News You Can Use: Stockfish Normalizes Its Evaluation
Hopefully the end of human +/- translating to +3.5 for Stockfish.
Before Stockfish took a page out of the Alpha Zero playbook and went with the neural net approach, its evaluations were in keeping with human understanding. If White had an extra pawn and everything else was pretty normal, one would expect to see an evaluation around +1, give or take one or two tenths of a point. After it joined the neural net revolution, the evaluations changed, massively: now advantages that seemed clear or on the cusp between a clear and a decisive plus shot up massively. I’ve repeatedly found that advantages that older engines might have thought were around +1.5 have more than doubled, as if an extra pawn and a bit of extra comfort translates to an extra piece or more.
Every so often I check on the Stockfish development page to try out the latest version of their engine; today, I did so and found this:
Normalize evaluation
Normalizes the internal value as reported by evaluate or search
to the UCI centipawn result used in output. This value is derived from
the win_rate_model() such that Stockfish outputs an advantage of
"100 centipawns" for a position if the engine has a 50% probability to win
from this position in selfplay at fishtest LTC time control.
The reason to introduce this normalization is that our evaluation is, since NNUE,
no longer related to the classical parameter PawnValueEg (=208).

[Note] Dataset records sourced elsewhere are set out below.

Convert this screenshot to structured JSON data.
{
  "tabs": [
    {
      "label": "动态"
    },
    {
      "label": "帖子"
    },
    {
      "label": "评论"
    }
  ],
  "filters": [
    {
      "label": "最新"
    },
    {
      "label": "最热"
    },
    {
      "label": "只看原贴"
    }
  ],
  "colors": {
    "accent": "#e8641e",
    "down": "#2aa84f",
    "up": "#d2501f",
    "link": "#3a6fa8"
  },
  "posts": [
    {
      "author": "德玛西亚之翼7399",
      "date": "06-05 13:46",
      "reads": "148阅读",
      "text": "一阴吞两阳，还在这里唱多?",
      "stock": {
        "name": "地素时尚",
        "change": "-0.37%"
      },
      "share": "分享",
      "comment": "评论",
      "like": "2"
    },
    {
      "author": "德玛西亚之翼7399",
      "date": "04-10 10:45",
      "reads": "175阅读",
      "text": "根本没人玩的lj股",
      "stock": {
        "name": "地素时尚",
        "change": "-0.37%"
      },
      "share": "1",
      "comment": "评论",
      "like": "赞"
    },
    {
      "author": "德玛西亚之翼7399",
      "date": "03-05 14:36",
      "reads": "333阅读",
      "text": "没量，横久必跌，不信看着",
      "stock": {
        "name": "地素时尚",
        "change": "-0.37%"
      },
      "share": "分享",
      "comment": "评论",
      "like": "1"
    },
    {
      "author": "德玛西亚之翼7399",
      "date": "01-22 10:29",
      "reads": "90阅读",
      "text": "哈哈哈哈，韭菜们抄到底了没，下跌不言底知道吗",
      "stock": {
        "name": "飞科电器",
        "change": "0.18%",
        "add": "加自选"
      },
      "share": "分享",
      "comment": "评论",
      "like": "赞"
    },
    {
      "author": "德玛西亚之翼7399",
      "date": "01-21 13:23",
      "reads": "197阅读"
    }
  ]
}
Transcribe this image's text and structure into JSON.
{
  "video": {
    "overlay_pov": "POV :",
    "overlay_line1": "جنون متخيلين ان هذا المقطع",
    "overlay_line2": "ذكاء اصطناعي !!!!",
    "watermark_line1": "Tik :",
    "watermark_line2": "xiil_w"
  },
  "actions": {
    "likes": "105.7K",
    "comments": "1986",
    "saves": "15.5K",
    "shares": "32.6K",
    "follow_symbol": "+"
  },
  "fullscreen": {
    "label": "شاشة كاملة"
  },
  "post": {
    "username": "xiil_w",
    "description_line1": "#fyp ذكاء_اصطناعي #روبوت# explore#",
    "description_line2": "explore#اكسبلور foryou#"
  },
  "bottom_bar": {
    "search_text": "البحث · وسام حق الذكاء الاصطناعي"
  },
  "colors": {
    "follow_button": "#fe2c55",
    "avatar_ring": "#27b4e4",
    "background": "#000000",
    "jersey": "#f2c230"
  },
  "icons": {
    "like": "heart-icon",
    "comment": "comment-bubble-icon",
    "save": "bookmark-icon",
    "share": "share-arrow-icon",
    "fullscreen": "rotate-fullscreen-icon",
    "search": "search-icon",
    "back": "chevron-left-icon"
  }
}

This leads to
the current evaluation changing quite a bit from release to release, for example,
the eval needed to have 50% win probability at fishtest LTC (in cp and internal Value):
June 2020 : 113cp (237)
June 2021 : 115cp (240)
April 2022 : 134cp (279)
July 2022 : 167cp (348)
With this patch, a 100cp advantage will have a fixed interpretation,
i.e. a 50% win chance. To keep this value steady, it will be needed to update the win_rate_model()
from time to time, based on fishtest data. This analysis can be performed with
a set of scripts currently available at https://github.com/vondele/WLD_model
This is good news, twice over. First, the evals are more in keeping with common sense (which is what we as humans need); second, they will be consistent. Regarding “common sense”, I just compared the new version with a very recent one, and the difference was dramatic. A position the old version gave as +4.2 was around +2.6 on the new one, and another position that was around +2.5 went down to +1.5-1.6, which also squared with my sense of the position.
So, kudos to Stockfish and Joost VandeVondele in particular for doing this. The Stockfish folks, along with Mark Crowther of TWIC, have made the chess world an immeasurably better place over the years for their work, and at no cost to us.
News You Can Use: Stockfish Normalizes Its Evaluation
Love the shout-out to Mark Crowther. The issue I have with eval pegged to a fixed win % is that this does not apply along the scale of all human skill levels (in games against players of the same rating R). This is the subject of my article https://rjlipton.wpcomstaging.com/2018/09/07/sliding-scale-problems/, whose main graphic heads the article on me in Time Magazine Online. But this may still work out fine. I certainly welcome the lowering of evals in unbalanced positions especially, for which I currently have to make an ad-hoc adjustment to balance the sample sizes.